A sound collecting and reproducing method for collecting three-dimensional sound by collecting area sounds of all divided areas in the space using a plurality of microphone arrays arranged in the space,
The microphone array selection unit selects the microphone array necessary for sound collection in each area in the space,
The area sound collection unit collects the entire area using the microphone array for each area selected by the microphone array selection unit,
The area sound selector selects the area sound of the area corresponding to the designated listening position, and the area sounds of the surrounding area according to the listening direction, out of the area sounds of all areas picked up by the area sound pickup section. Select according to the sound reproduction environment,
The area volume adjustment unit adjusts the volume of each area sound selected by the area sound selection unit according to the distance from the designated listening position,
A stereophonic sound processing method, wherein the stereophonic sound processing unit performs stereophonic sound processing on each area sound whose volume is adjusted by the area sound volume control unit, using a transfer function corresponding to the sound reproduction environment.

A sound collection and reproduction program that collects area sounds of all divided areas in a space using a plurality of microphone arrays arranged in the space and reproduces three-dimensional sound,
Computer
A microphone array selection unit that selects the microphone array necessary for sound collection in each area in the space;
Using the microphone array for each area selected by the microphone array selection unit, an area sound collection unit that collects the entire area;
Of the area sounds collected by the area sound collection unit, the area sound of the area corresponding to the designated listening position and the area sounds of the surrounding area according to the listening direction are set in the sound reproduction environment.
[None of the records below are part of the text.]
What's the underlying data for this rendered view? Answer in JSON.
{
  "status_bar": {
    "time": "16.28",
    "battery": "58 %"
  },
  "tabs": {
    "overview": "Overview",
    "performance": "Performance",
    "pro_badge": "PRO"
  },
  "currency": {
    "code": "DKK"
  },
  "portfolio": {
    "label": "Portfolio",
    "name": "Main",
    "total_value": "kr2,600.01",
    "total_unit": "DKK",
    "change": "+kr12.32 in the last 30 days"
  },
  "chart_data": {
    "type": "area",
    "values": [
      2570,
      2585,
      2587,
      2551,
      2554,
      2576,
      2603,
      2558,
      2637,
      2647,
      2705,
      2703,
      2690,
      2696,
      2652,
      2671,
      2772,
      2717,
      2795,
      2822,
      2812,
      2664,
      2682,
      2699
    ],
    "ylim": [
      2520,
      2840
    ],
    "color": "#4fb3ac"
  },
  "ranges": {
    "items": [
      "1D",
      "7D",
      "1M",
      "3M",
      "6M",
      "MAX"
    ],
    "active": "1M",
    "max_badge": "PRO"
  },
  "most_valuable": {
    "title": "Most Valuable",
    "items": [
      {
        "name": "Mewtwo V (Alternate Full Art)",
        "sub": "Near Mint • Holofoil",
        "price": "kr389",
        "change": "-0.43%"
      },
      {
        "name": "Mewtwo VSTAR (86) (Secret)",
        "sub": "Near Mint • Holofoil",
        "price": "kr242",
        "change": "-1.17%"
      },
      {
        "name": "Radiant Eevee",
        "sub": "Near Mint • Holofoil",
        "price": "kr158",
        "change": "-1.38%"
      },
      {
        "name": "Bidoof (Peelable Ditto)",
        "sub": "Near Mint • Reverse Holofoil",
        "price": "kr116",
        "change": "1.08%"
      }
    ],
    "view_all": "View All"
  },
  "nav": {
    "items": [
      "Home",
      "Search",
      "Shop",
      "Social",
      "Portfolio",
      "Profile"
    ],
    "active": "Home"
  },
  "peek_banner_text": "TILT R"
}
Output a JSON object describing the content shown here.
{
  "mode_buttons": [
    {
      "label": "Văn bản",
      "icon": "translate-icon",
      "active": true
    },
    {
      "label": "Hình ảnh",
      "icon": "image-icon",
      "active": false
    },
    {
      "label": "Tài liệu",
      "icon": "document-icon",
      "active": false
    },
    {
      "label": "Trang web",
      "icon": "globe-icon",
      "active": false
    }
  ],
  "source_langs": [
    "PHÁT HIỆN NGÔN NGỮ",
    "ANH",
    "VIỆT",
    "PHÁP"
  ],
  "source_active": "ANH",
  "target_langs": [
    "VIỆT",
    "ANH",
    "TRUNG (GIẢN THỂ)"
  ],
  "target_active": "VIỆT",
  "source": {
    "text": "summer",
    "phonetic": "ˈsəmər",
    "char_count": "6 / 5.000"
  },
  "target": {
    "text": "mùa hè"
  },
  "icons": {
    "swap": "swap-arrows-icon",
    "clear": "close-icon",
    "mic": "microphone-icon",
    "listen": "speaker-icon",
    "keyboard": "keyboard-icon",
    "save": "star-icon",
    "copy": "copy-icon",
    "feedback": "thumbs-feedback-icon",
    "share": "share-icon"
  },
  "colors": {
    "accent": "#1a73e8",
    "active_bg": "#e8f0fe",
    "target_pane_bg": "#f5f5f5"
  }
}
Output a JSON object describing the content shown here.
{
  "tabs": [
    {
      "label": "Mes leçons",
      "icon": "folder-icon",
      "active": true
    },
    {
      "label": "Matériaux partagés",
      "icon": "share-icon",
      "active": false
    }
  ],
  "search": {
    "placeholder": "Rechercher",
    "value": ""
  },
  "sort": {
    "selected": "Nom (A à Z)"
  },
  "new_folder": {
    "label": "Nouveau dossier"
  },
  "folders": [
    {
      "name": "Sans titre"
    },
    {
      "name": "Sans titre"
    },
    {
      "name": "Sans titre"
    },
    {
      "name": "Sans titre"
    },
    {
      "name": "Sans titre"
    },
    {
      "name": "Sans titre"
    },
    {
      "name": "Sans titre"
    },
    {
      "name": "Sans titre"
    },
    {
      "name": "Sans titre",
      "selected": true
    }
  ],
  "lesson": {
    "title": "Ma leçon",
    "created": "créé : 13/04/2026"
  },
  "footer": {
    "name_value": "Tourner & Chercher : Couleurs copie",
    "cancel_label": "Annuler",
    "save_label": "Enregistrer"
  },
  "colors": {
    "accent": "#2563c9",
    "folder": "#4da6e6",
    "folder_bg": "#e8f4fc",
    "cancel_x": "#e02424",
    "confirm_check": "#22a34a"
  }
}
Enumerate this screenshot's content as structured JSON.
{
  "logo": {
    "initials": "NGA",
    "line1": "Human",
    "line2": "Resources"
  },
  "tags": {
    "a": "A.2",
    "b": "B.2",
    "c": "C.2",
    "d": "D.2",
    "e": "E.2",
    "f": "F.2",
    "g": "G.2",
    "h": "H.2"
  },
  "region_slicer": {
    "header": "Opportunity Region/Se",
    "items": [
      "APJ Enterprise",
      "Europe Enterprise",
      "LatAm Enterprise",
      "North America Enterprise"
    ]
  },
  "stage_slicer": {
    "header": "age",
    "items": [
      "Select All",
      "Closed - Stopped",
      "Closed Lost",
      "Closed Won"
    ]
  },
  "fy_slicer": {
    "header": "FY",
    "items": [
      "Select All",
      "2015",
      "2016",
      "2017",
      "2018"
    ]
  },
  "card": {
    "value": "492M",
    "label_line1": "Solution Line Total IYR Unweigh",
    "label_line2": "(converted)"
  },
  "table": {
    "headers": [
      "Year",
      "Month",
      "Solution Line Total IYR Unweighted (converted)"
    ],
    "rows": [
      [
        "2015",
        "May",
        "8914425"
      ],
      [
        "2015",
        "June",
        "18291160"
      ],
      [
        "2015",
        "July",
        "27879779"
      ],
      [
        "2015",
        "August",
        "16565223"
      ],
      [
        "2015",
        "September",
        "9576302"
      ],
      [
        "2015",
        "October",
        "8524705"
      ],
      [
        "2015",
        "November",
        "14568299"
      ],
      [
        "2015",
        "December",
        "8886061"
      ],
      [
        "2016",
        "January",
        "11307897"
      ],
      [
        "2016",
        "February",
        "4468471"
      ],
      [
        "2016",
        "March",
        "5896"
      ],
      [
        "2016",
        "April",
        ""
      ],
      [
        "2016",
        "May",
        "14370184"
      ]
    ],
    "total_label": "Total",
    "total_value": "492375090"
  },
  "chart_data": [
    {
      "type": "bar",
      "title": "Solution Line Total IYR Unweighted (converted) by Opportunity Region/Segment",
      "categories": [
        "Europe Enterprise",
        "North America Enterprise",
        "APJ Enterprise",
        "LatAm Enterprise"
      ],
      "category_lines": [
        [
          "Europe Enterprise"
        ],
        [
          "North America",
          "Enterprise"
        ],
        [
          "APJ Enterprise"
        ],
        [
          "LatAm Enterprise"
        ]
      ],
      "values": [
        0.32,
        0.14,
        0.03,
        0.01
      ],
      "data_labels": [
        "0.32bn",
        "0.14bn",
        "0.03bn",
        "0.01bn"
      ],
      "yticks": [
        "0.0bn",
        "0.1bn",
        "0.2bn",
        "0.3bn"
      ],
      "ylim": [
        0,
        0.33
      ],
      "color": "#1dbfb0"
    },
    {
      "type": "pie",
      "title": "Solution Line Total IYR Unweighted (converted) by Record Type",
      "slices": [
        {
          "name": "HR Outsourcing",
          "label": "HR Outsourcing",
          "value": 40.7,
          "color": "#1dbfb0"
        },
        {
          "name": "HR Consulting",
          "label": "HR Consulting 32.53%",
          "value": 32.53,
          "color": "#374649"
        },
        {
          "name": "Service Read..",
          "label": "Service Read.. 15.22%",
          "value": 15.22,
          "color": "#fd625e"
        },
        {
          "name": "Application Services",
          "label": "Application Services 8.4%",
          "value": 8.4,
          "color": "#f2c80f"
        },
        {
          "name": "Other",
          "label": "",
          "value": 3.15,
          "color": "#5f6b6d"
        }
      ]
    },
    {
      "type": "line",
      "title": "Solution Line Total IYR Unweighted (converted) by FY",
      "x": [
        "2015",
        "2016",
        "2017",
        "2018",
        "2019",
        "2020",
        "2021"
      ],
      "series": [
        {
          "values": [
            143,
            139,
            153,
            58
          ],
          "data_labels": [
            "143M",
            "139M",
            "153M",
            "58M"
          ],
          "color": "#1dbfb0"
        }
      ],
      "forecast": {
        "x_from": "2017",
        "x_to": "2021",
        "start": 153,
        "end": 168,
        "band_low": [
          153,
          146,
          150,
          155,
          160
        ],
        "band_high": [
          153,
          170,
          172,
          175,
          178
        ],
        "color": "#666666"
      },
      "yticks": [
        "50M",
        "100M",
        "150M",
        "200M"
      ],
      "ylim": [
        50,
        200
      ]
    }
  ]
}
Area sound selection section to select according to,
An area volume adjustment unit that adjusts the volume of each area sound selected by the area sound selection unit according to the distance from the designated listening position;
A sound collecting / reproducing program that causes each area sound whose volume is adjusted by the area volume adjusting unit to function as a three-dimensional sound processing unit that performs a three-dimensional sound process using a transfer function corresponding to a sound reproduction environment.

A sound collection system for collecting area sounds of all divided areas in a space using a plurality of microphone arrays arranged in the space,
A microphone array selection unit that selects a combination of the microphone arrays necessary for sound collection in each area in the space;
A sound collection system comprising: an area sound collection unit that collects all areas using a combination of the microphone arrays for each area selected by the microphone array selection unit.

A reproduction system that collects area sounds of all divided areas in a space using a plurality of microphone arrays arranged in the space and reproduces three-dimensional sound,
An area sound selection unit that selects an area sound of an area corresponding to the designated listening position and an area sound of an area around the area according to the listening direction among the area sounds of all the areas according to the sound reproduction environment; ,
An area volume adjustment unit that adjusts the volume of each area sound selected by the area sound selection unit according to the distance from the designated listening position;
A reproduction system comprising: a stereophonic sound processing unit that performs stereophonic sound processing on each area sound whose volume is adjusted by the area sound volume control unit using a transfer function corresponding to a sound reproduction environment.